Peu combatif et volontiers dissimulé, Nicolas ne poussa pas plus loin sa tentative.
« Au cours de ma conversation avec Maman ce matin, note-t-il dans son journal, il a été fait allusion à Hélène la fille du comte de Paris, ce qui m’a mis dans un étrange état d’esprit. Deux chemins s’ouvrent à moi ; je désire aller dans une direction, tandis qu’il est évident que Maman souhaite me voir choisir l’autre. Qu’arrivera-t-il ? »
On le voit, aucune énergie n’habitait ce jeune homme qui déjà s’apprêtait à régner sur un empire immense. Il comptait sur la Providence pour s’en mêler ; en attendant, bien qu’il fût si ardemment épris d’Alix, il alla se faire consoler par la belle danseuse Mathilde Kchessinska, qui était sa maîtresse depuis quatre ans déjà et avait sur lui une très grande influence.
Or, justement, la Providence allait s’occuper de lui. À Darmstadt, le grand-duc Louis, père d’Alix, mourut peu après son retour de Russie. Son fils, Ernest-Louis, monta sur le trône et, tout d’abord, ne changea rien aux habitudes établies. Étant encore célibataire, il ne voyait que des avantages à ce que sa jeune sœur, qu’il aimait beaucoup d’ailleurs, continuât auprès de lui le rôle qu’elle avait tenu auprès de leur père.
Heureuse, Alix se réjouissait de demeurer la première dame de Hesse et pensait qu’un tel état de choses durerait. Aucune femme, selon elle, ne serait jamais capable d’occuper, comme elle le faisait elle-même, une place qui avait été celle de leur mère.

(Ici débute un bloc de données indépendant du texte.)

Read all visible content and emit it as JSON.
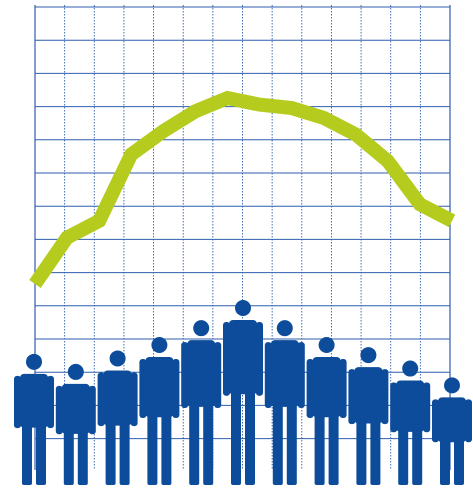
{
  "chart_data": {
    "type": "line",
    "title": "",
    "xlabel": "",
    "ylabel": "",
    "grid": true,
    "x": [
      1,
      2,
      3,
      4,
      5,
      6,
      7,
      8,
      9,
      10,
      11,
      12,
      13,
      14
    ],
    "xlim": [
      1,
      14
    ],
    "ylim": [
      0,
      14
    ],
    "series": [
      {
        "values": [
          5.6,
          7.0,
          7.5,
          9.5,
          10.2,
          10.8,
          11.2,
          11.0,
          10.9,
          10.6,
          10.1,
          9.3,
          8.0,
          7.5
        ],
        "color": "#b5cc1e"
      }
    ],
    "figures": {
      "count": 11,
      "heights": [
        3.9,
        3.6,
        4.0,
        4.4,
        4.9,
        5.5,
        4.9,
        4.4,
        4.1,
        3.7,
        3.2
      ],
      "color": "#0d4c9b"
    },
    "grid_color": "#2f5fae"
  }
}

Mais dans le courant de l’été 1893 Ernest-Louis fit un voyage en Angleterre. À Balmoral, où l’avait invité sa grand-mère, la reine Victoria, il rencontra une jeune fille qui fit sur lui une très profonde impression : Victoria de Saxe-Cobourg, duchesse d’Edimbourg.

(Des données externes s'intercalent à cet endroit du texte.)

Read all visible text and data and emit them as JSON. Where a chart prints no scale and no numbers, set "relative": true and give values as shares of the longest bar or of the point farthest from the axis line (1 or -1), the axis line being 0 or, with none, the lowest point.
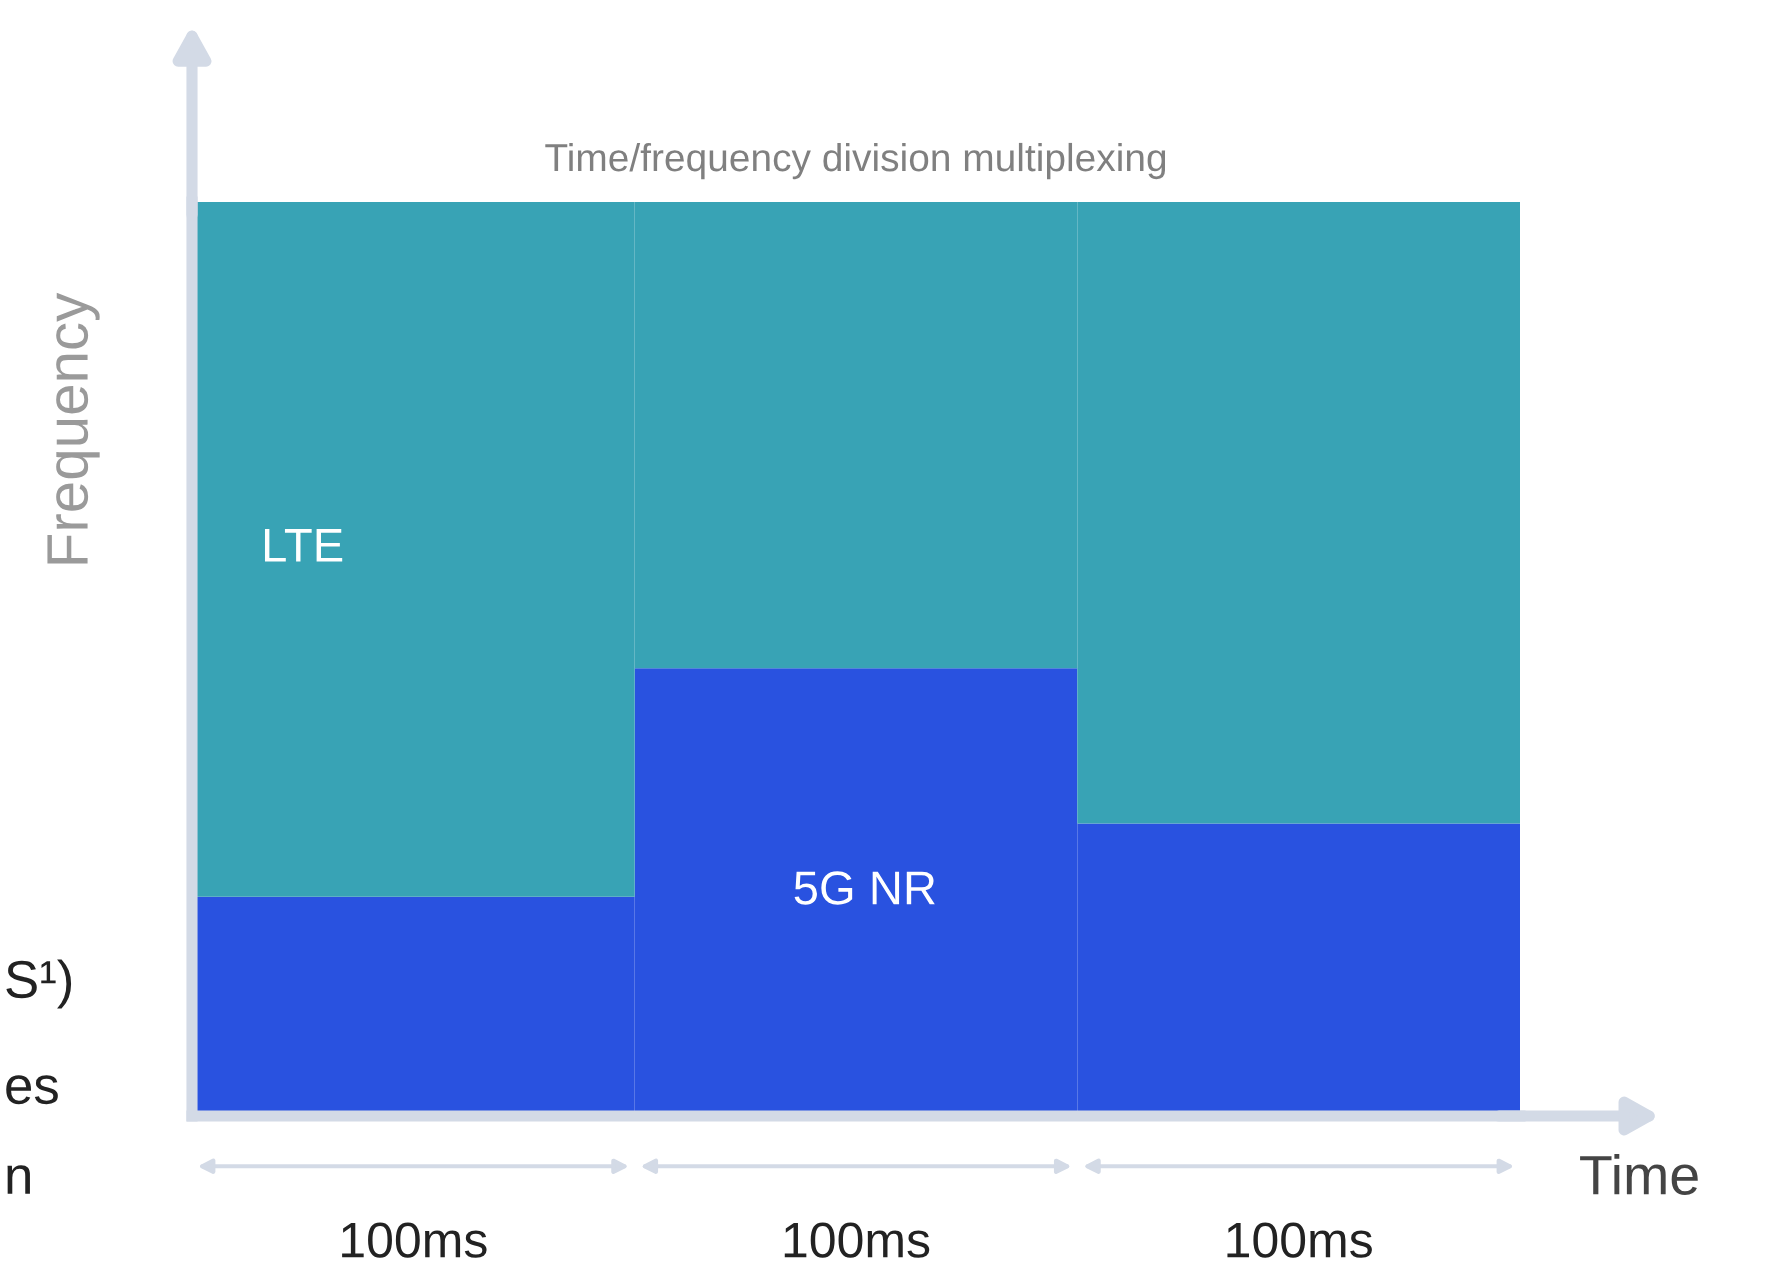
{
  "chart_data": {
    "type": "bar",
    "stacked": true,
    "relative": true,
    "title": "Time/frequency division multiplexing",
    "xlabel": "Time",
    "ylabel": "Frequency",
    "categories": [
      "100ms",
      "100ms",
      "100ms"
    ],
    "series": [
      {
        "name": "5G NR",
        "color": "#2952e0",
        "values": [
          0.24,
          0.49,
          0.32
        ]
      },
      {
        "name": "LTE",
        "color": "#38a3b5",
        "values": [
          0.76,
          0.51,
          0.68
        ]
      }
    ],
    "annotations": [
      "S¹)",
      "es",
      "n"
    ],
    "grid": false,
    "legend": false
  }
}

Comme c’était un garçon incapable de dissimuler ses sentiments, il s’en ouvrit à la reine qui les approuva hautement, et comme Victoria n’aimait rien tant que faire des mariages, elle s’occupa activement de celui-là. En d’autres termes, et sans même songer à lui demander son avis sur la question, elle fit savoir à la jeune Victoria qu’elle devait se préparer à épouser dans les délais convenables le grand-duc de Hesse. Fou de joie, celui-ci se hâta de câbler la grande nouvelle à sa sœur. Il espérait qu’en serait heureuse…
Hélas, au reçu du télégramme, Alix piqua la première des effrayantes crises de nerfs dont elle allait, par la suite, user avec quelque succès auprès d’un époux trop facilement impressionnable. Et quand Ernest-Louis rentra à Darmstadt, ce fut pour affronter une véritable furie déchaînée.
Mais il n’était pas de la même trempe que Nicolas et, laissant passer la vague de colère, il attendit une accalmie pour déclarer, le plus calmement du monde, à sa sœur qu’il entendait se marier que cela lui plût ou non, qu’il entendait également qu’elle se montrât aimable envers sa future belle-sœur et que, si elle ne se sentait pas capable de ce léger effort, il ne l’empêcherait nullement de quitter Darmstadt et d’aller résider, avec une dame d’honneur, dans l’un des châteaux du grand-duché.